Confini personali post-divorzio: guida pratica per chi ha detto troppi “si” nelle relazioni – parte 1

Tempo di lettura: 7 minuti

Introduzione: bisogni propri, confini personali e saper dire di no

Coppia che si abbraccia e si chiede quali siano i confini personali

Immaginate la scena: siete seduti sul divano, finalmente avete un momento di pace dopo una giornata frenetica. Improvvisamente, il vostro telefono si illumina. È un messaggio della vostra ex (o del vostro ex) che vi chiede di cambiare il weekend con i bambini perché ha un “impegno importante”. Il vostro cervello va in tilt. Da un lato, avevate già pianificato quel fine settimana con i vostri figli. Dall’altro… dire di no vi sembra più difficile che spiegare la teoria della relatività ad un gatto.

Benvenuti nel meraviglioso mondo dei confini personali post-divorzio, dove capire i propri bisogni e farli valere è più complicato che risolvere un cubo di Rubik bendati.
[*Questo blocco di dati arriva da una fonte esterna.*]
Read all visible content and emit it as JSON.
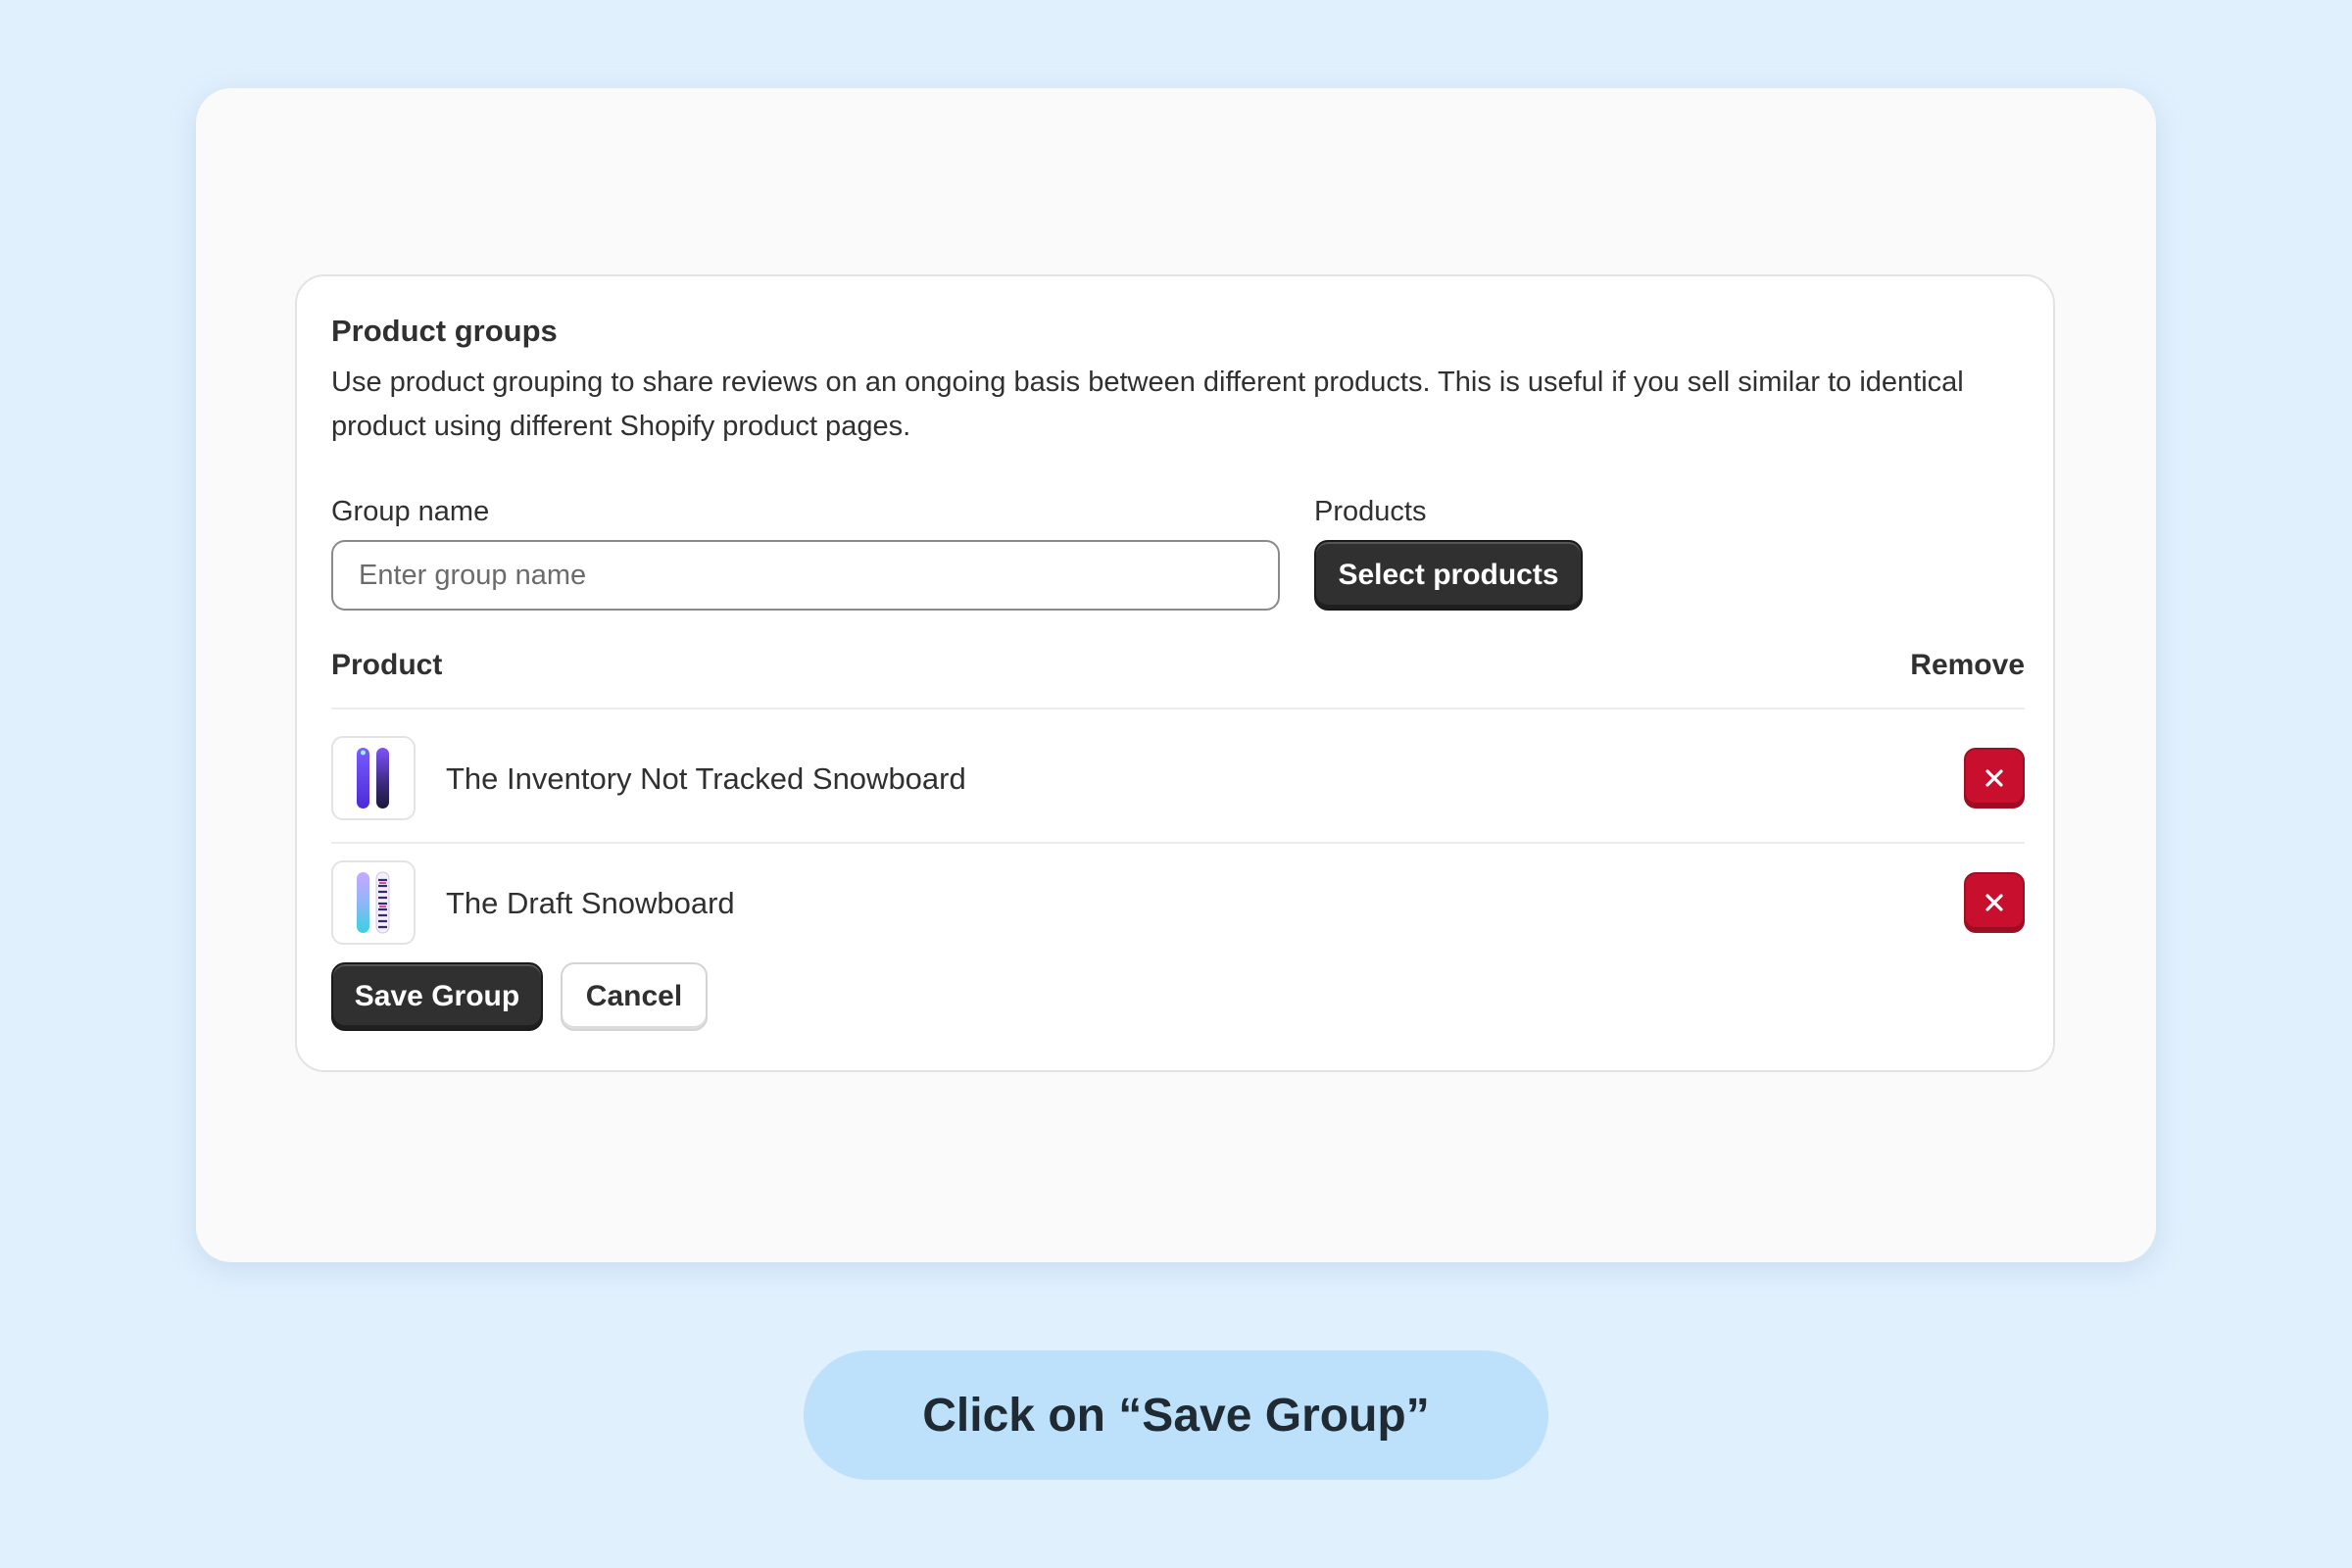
{
  "card": {
    "title": "Product groups",
    "description": "Use product grouping to share reviews on an ongoing basis between different products. This is useful if you sell similar to identical product using different Shopify product pages."
  },
  "form": {
    "group_name_label": "Group name",
    "group_name_placeholder": "Enter group name",
    "group_name_value": "",
    "products_label": "Products",
    "select_products_label": "Select products"
  },
  "table": {
    "columns": [
      "Product",
      "Remove"
    ],
    "rows": [
      {
        "name": "The Inventory Not Tracked Snowboard",
        "thumbnail": "snowboard-purple-icon"
      },
      {
        "name": "The Draft Snowboard",
        "thumbnail": "snowboard-gradient-icon"
      }
    ],
    "remove_icon": "close-icon"
  },
  "actions": {
    "save_label": "Save Group",
    "cancel_label": "Cancel"
  },
  "hint": {
    "text": "Click on “Save Group”"
  },
  "colors": {
    "background": "#e1f0fd",
    "primary_button": "#303030",
    "remove_button": "#c8102e",
    "hint_pill": "#bde0fb"
  }
}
Ma come siamo arrivati a questo punto? Come siamo passati dall’essere individui con gusti, preferenze e opinioni all’essere dei veri e propri campioni olimpici di “Sì, cara/o”? Per capirlo è necessario fare un viaggio nel tempo. Allacciate le cinture della DeLorean emotiva, stiamo per tornare al nostro matrimonio!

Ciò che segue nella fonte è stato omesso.